I've been thinking...because the shares are backed by silver, the price is going to still be pegged to the dollar.  So as the value of BTC goes up, the shares are going to devalue because they're priced in BTC.  Therefore investing in mining bonds would be a solid way to go to hedge against this kind of devaluation.  If BTC were to decrease in value, the result would be even better returns.

Seems like investors would be best served with two assets so that they can mix and match whatever exposure they want.

TU.SILVER (100% silver backed asset, nothing but a silver backstop.)
NYAN.2013 (The Usagi 2013 Fund)

Would definitely simplify things a bit, maybe eliminate some confusion?


Perhaps an equitable solution would be a 2-for-1 split.  Take the entire balance sheet for TU.Silver, separate out a part of the money, and use it to establish a new NYAN fund and then divide the shares into separate funds.  People who want to keep the 1:1 share ratio can do so and those who want to stick with or leave the silver-backed asset can sell off their shares and buy into the other fund.  This would involve moving some money around on the part of investors, but hopefully it could smooth out any speculative problems.
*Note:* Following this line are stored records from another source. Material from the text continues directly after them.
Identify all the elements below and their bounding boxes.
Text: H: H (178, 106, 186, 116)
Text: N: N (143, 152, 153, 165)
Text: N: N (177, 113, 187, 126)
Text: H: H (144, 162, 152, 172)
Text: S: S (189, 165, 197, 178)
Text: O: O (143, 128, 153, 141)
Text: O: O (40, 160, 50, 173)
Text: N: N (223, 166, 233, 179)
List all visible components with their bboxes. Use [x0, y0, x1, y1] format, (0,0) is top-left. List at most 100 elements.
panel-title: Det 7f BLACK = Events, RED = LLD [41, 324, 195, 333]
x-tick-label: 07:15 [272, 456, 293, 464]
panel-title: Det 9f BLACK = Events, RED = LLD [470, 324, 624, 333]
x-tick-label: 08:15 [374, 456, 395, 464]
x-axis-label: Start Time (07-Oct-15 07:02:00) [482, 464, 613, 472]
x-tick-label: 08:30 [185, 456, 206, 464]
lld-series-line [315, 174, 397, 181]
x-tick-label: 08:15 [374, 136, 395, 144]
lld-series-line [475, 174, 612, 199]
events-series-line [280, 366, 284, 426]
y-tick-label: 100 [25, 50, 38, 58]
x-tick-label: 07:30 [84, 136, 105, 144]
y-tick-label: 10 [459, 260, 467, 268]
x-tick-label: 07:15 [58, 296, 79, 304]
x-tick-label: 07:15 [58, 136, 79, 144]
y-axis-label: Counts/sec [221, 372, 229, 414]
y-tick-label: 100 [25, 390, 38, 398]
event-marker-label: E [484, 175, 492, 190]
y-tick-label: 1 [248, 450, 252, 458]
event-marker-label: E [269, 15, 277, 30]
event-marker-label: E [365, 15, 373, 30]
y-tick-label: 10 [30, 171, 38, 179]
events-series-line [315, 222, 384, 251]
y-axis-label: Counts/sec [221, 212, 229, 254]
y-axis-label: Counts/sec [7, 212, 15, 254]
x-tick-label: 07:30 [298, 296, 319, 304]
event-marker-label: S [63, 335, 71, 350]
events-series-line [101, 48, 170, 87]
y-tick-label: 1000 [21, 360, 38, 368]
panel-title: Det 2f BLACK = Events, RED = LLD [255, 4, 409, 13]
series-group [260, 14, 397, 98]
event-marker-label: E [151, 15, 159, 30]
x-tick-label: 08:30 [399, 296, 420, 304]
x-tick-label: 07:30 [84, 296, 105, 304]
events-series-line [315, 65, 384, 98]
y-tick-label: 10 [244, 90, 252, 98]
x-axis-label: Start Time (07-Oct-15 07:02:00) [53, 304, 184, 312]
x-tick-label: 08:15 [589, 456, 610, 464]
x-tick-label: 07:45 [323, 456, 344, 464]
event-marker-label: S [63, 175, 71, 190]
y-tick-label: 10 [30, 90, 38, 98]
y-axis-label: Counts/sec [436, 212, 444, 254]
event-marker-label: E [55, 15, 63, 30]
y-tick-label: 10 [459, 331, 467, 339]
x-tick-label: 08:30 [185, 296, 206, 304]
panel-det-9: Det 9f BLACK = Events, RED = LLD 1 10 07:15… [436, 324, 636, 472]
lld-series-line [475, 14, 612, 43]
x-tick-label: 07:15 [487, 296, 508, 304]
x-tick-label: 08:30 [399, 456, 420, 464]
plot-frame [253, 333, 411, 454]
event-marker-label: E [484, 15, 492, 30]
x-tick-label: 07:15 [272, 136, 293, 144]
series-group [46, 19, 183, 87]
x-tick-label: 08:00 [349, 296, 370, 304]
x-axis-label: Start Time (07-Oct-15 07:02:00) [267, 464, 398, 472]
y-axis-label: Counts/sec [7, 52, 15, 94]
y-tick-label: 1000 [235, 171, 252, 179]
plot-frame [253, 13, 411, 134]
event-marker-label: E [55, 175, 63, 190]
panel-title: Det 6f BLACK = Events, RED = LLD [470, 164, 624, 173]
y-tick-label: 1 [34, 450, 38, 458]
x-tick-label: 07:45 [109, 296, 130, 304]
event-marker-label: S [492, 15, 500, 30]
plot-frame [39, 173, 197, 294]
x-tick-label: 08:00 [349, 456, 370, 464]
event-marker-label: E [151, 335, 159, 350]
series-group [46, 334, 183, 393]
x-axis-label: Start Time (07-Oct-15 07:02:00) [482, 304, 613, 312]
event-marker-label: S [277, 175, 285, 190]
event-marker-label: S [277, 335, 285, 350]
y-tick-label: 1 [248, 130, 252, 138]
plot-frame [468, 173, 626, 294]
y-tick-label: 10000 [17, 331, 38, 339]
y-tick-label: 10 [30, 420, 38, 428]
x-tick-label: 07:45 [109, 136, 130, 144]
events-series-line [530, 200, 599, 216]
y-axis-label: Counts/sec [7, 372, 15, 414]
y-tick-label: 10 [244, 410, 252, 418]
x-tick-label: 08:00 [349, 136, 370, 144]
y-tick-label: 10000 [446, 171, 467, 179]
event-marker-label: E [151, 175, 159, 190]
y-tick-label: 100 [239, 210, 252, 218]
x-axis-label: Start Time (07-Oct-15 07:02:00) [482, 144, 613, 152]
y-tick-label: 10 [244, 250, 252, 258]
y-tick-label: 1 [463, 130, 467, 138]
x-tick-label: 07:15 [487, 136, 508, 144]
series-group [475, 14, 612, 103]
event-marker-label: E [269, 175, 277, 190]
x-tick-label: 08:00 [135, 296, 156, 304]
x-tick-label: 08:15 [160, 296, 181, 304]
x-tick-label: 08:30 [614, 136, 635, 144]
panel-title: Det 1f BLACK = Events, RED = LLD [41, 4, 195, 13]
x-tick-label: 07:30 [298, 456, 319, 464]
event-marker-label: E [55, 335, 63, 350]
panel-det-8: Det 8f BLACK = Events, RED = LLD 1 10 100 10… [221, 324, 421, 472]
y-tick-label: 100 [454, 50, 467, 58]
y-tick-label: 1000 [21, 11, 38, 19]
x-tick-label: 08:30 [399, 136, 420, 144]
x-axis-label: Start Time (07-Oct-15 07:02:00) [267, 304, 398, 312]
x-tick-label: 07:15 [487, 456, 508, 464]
Also, for the TU shares, could we hold a shareholder vote to set a reinvestment parameter for revenues?  It could be good to set (on a quarterly basis) a breakdown of what parts of the cash flow should be paid out as dividends and which parts should be reinvested in additional silver.  Newly bought silver should either A) be sold at auction at a price no lower than the 90-day average (or similar) or B) be reserved on the company balance sheet until such a time when a 2:1 split of silver shares can be issued.